S’il porte le titre du célèbre tableau de Rembrandt à l’apparence paisible, ce film fait d’abord penser à celui de Bruegel qui dépeint la longue, pénible et inéluctable descente – vers les enfers ? – de six malheureux aveugles sur lesquels le sort semble s’acharner. Mais la Ronde de Nuit de Rembrandt est loin d’être une scène banale, pour peu qu’on l’examine attentivement. Tout d’abord, il ne s’agit pas d’une scène nocture : le nom du tableau est dû à l’état de saleté dans lequel on l’avait retrouvé ; lorsqu’il fut restauré, il s’averra qu’il représentait une compagnie de soldats sortant d’une cour sombre et s’avançant dans la lumière du jour. Mais plus encore : dans un entretien récent, le cinéaste Peter Greenaway, qui réalise une installation autour du tableau au Rijksmuseum d’Amsterdam (2/6-6/8/2006), affirme qu’il s’agit d’une conspiration, voire d’un assassinat : « Regardez le soldat en uniforme blanc : à gauche de son chapeau, on peut voir la bouche d’un fusil. Un coup en est tiré. Quelqu’un est tué, et tous les protagonistes du tableau le savent. Ils couvrent le meurtre ». Victor sera le témoin d’un meutre incompréhensible, et fera l’objet de plusieurs tentatives de meutre.

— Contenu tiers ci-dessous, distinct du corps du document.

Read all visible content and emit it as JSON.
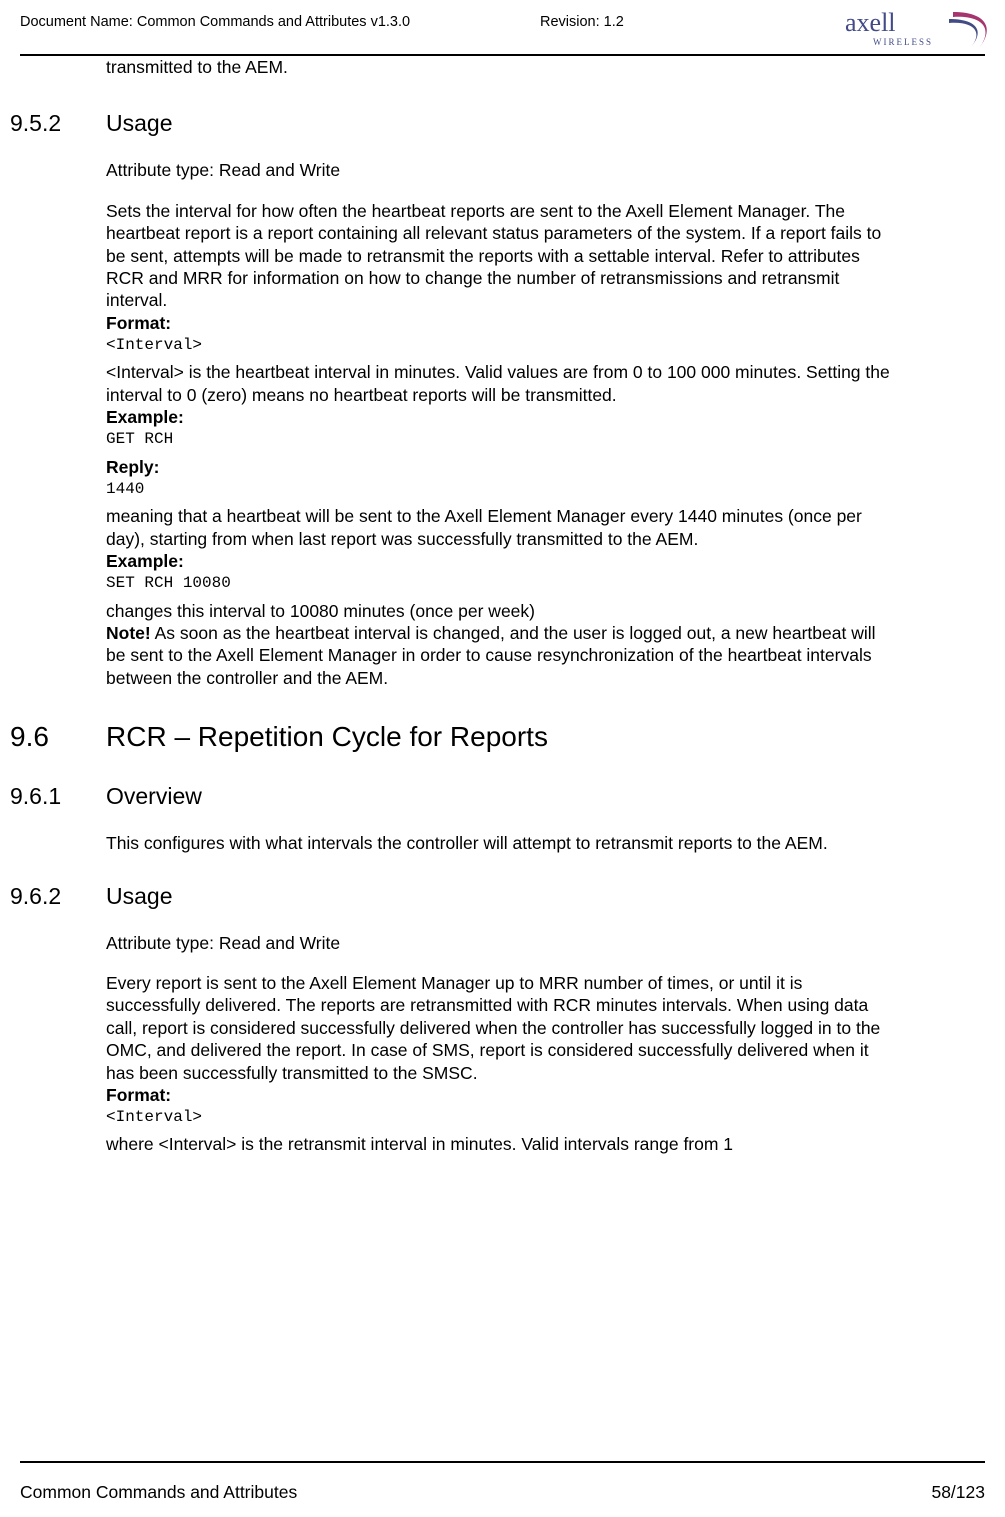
{
  "header": {
    "doc_name": "Document Name: Common Commands and Attributes v1.3.0",
    "revision": "Revision: 1.2",
    "logo_brand": "axell",
    "logo_sub": "WIRELESS"
  },
  "intro_fragment": "transmitted to the AEM.",
  "s952": {
    "num": "9.5.2",
    "title": "Usage",
    "attr_type": "Attribute type: Read and Write",
    "para": "Sets the interval for how often the heartbeat reports are sent to the Axell Element Manager. The heartbeat report is a report containing all relevant status parameters of the system. If a report fails to be sent, attempts will be made to retransmit the reports with a settable interval. Refer to attributes RCR and MRR for information on how to change the number of retransmissions and retransmit interval.",
    "format_label": "Format:",
    "format_code": "<Interval>",
    "interval_para": "<Interval> is the heartbeat interval in minutes. Valid values are from 0 to 100 000 minutes. Setting the interval to 0 (zero) means no heartbeat reports will be transmitted.",
    "example1_label": "Example:",
    "example1_code": "GET RCH",
    "reply_label": "Reply:",
    "reply_code": "1440",
    "reply_para": "meaning that a heartbeat will be sent to the Axell Element Manager every 1440 minutes (once per day), starting from when last report was successfully transmitted to the AEM.",
    "example2_label": "Example:",
    "example2_code": "SET RCH 10080",
    "example2_para": "changes this interval to 10080 minutes (once per week)",
    "note_label": "Note!",
    "note_para": " As soon as the heartbeat interval is changed, and the user is logged out, a new heartbeat will be sent to the Axell Element Manager in order to cause resynchronization of the heartbeat intervals between the controller and the AEM."
  },
  "s96": {
    "num": "9.6",
    "title": "RCR – Repetition Cycle for Reports"
  },
  "s961": {
    "num": "9.6.1",
    "title": "Overview",
    "para": "This configures with what intervals the controller will attempt to retransmit reports to the AEM."
  },
  "s962": {
    "num": "9.6.2",
    "title": "Usage",
    "attr_type": "Attribute type: Read and Write",
    "para": "Every report is sent to the Axell Element Manager up to MRR number of times, or until it is successfully delivered. The reports are retransmitted with RCR minutes intervals. When using data call, report is considered successfully delivered when the controller has successfully logged in to the OMC, and delivered the report. In case of SMS, report is considered successfully delivered when it has been successfully transmitted to the SMSC.",
    "format_label": "Format:",
    "format_code": "<Interval>",
    "interval_para": "where <Interval> is the retransmit interval in minutes. Valid intervals range from 1"
  },
  "footer": {
    "title": "Common Commands and Attributes",
    "page": "58/123"
  }
}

Le réalisateur de La Ronde Edgardo Cozarinsky est un créateur complexe. S’il mêle ici réel et surnaturel d’une façon à peine perceptible, il n’hésite pas à brouiller les frontières entre documentaire et fiction dans son œuvre, qu’elle soit cinématographique ou littéraire, et à illuminer la paradoxe complémentarité de la linéarité et de la circularité dans l’histoire. Ainsi, dans la belle nouvelle La Fiancée d’Odessa (première des nouvelles dans un recueil éponyme) il relate l’histoire d’un jeune Juif venu de Kiev à Odessa d’où il veut partir en 1890 vers l’Amérique, laissant derrière lui la femme qu’il venait d’épouser et qui ne voulait le suivre. La veille de son embarquement, il rencontre une jeune Russe qui le convaincra de l’emmener avec lui en se faisant passer pour son épouse légitime. Cette substitution deviendra un secret de famille que se passeront les générations. Lorsque l’arrière-petit-fils de ce couple l’apprend, il décide de l’écrire. Or Cozarinsky est né en Argentine (pays qu’il a quitté pour la France avec la chute d’Allende) d’aïeuls juifs venus de Russie. Où est la fiction, où est la réalité ? Cet exilé à l’identité déchirée et démultipliée entre cultures et lieux a su en transformer le tragique en acte créateur.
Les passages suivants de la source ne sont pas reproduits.